There's a short-short that has researchers getting a snatch of conversation from a clay pot - on preview, I think hurdy gurdy girl's got it - I'm thinking of the Benford.
posted by AsYouKnow Bob at 5:01 AM on September 1, 2012


This sort of thing - recovering old sounds one way or another was a big thing about 100 years ago. The Memory Palace has a piece on this.
posted by Kid Charlemagne at 6:16 AM on September 1, 2012 [2 favorites]


Could it be J. G. Ballard's "The Sound-Sweep" (Science Fantasy, February 1960)?
posted by languagehat at 7:03 AM on September 1, 2012


Episode 62 of Mythbusters tested this idea - - FWIW, it was busted.
posted by fairmettle at 7:59 AM on September 1, 2012


Response by poster: I should've mentioned it's definitely a story, not a real life event.
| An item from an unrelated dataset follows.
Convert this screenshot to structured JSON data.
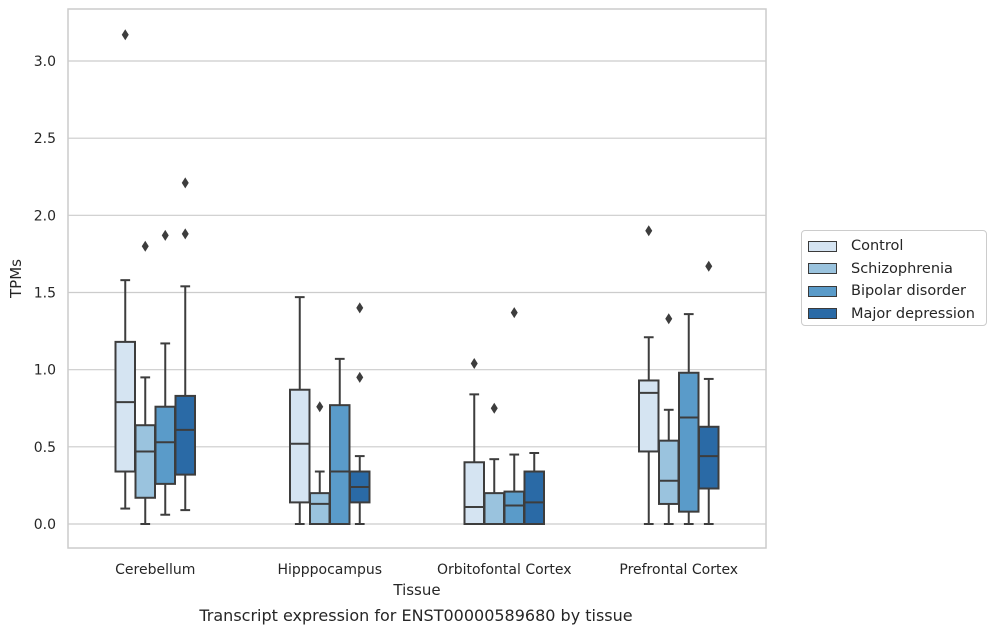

I was aware of the Mythbusters one and the thing about clay pots.

Still, there's a few stories there. I'll give them all some looks and get back to you all.
posted by solarion at 8:36 AM on September 1, 2012


Episode 12 of the Memory Palace talks about Marconi's ideas on this subject. It's likely not what you're looking for, but I decided to share it because it's wonderful and because it might jog somebody's memory.
posted by grudgebgon at 8:47 AM on September 1, 2012 [1 favorite]


Oh man, this reminds me of Jorn Barger's tape-imprinting theory of 1993. I bet just about every geek in the Chicago metro area heard Jorn talk about this at some point. Things could get heated; there were people Jorn would no longer speak to because their counterarguments had been insensitively expressed.
posted by tangerine at 12:49 PM on September 1, 2012


It's not quite a match, but it reminds me of Hard Boiled Wonderland and The End of the Universe by Haruki Murakami. The End of The World part has a plot about a guy who's reading dreams from unicorn skulls, and Hard Boiled Wonderland has a plot about a scientist trying to extract sound from animal skulls in a similar way, but uh, more, uh, realistically.

I also felt like I had to throw this book out there, even though it's not a perfect match to what you described, because it's such a weird coincidence that you used the word "inkling" because creatures called INKlings are importantish in HBW&TEOTU
posted by lesli212 at 5:02 PM on September 1, 2012


This technology was used by the alien invaders in the cheesy Slash Maraud comic book put out by DC in the late 80's.
posted by BigLankyBastard at 8:14 PM on September 1, 2012


There's a pdf of a scanned copy of "The Sound-Sweep" linked here, if you want to check it out (I'm guessing it's not the one you had in mind, but you never know).